Several other local cities including Daejeon and Gwangju have announced similar guidelines this week that require incoming Koreans and foreigners to be tested immediately upon their arrivals in the cities.

The measures were announced as imported cases of the coronavirus have increased and become more worrying as homegrown infections drop.

The KCDC said more than one-third of Korea’s infections over the past two weeks have been brought from a foreign country.

The KCDC said Thursday morning that 89 new cases of the coronavirus were counted in the nation Wednesday, down from 101 new cases Tuesday. Of Wednesday’s 89 new cases, 36 were imported. Among Korea’s 9,976 total infections, 601 cases, or about 6 percent, were imported, mostly from Europe and the Americas.

A total of 169 people died as of Wednesday midnight, up by four from the previous day, while 5,828 patients have been declared fully recovered, up 261 from the day before.

From Wednesday, almost all Korean and non-Korean nationals landing in Korea from overseas have been required to self-isolate in their homes or a government-run isolation facility for 14 days, the incubation period of the coronavirus.

Exceptions to the isolation order have been made for a few specific visa categories, such as diplomats and those who receive special waivers from the Korean government in advance, in case they intend to stay in Korea for a short term, or 90 days or less. There are no self-quarantine exceptions for foreigners staying in the country long term.

Under domestic law, anyone who violates the government’s self-quarantine rule can face up to a year in prison or be charged 3 million won ($2,440) in fines.

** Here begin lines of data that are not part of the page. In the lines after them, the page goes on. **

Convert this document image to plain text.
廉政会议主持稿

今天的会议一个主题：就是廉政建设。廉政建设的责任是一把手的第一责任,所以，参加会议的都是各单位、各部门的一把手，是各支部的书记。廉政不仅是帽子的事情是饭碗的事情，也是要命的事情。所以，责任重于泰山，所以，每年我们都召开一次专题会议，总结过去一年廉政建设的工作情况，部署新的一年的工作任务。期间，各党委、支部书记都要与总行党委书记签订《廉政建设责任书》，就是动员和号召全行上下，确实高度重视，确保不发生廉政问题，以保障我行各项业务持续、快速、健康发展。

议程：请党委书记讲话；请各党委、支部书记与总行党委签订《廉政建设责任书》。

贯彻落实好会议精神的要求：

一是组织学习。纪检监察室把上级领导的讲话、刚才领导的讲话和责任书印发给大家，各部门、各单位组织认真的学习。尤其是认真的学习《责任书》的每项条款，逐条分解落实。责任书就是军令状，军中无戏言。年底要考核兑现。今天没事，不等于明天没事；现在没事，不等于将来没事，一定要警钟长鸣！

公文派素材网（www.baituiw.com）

Local authorities recently raised the fine to 5 million won effective Sunday.

The Ministry of Justice said Thursday that at least eight foreigners were prohibited from entering Korea upon arriving at a local airport because they refused to self-quarantine for 14 days. The ministry did not explain their reasons, but a ministry spokesperson said everyone had been told from their departure points that they would have to undergo two weeks of isolation once they landed in Korea.

Among Korea's latest infections, health officials said at least one person among 309 people who were airlifted from Milan, Italy, to the Incheon International Airport Wednesday afternoon tested positive for the coronavirus.

Seoul’s most recent cluster at the Manmin Central Church in Guro District, western Seoul, grew to 37 Thursday. At least 22 infections have been traced to The Catholic University of Korea Uijeongbu St. Mary’s Hospital in Uijeongbu, Gyeonggi, just north of Seoul, up from 13 on Wednesday.

The clusters at three different Daegu hospitals also continue to rise, with 95 cases connected to the Daesil Nursing Hospital, 123 to Hansarang Care Hospital and 147 to Second Miju Hospital.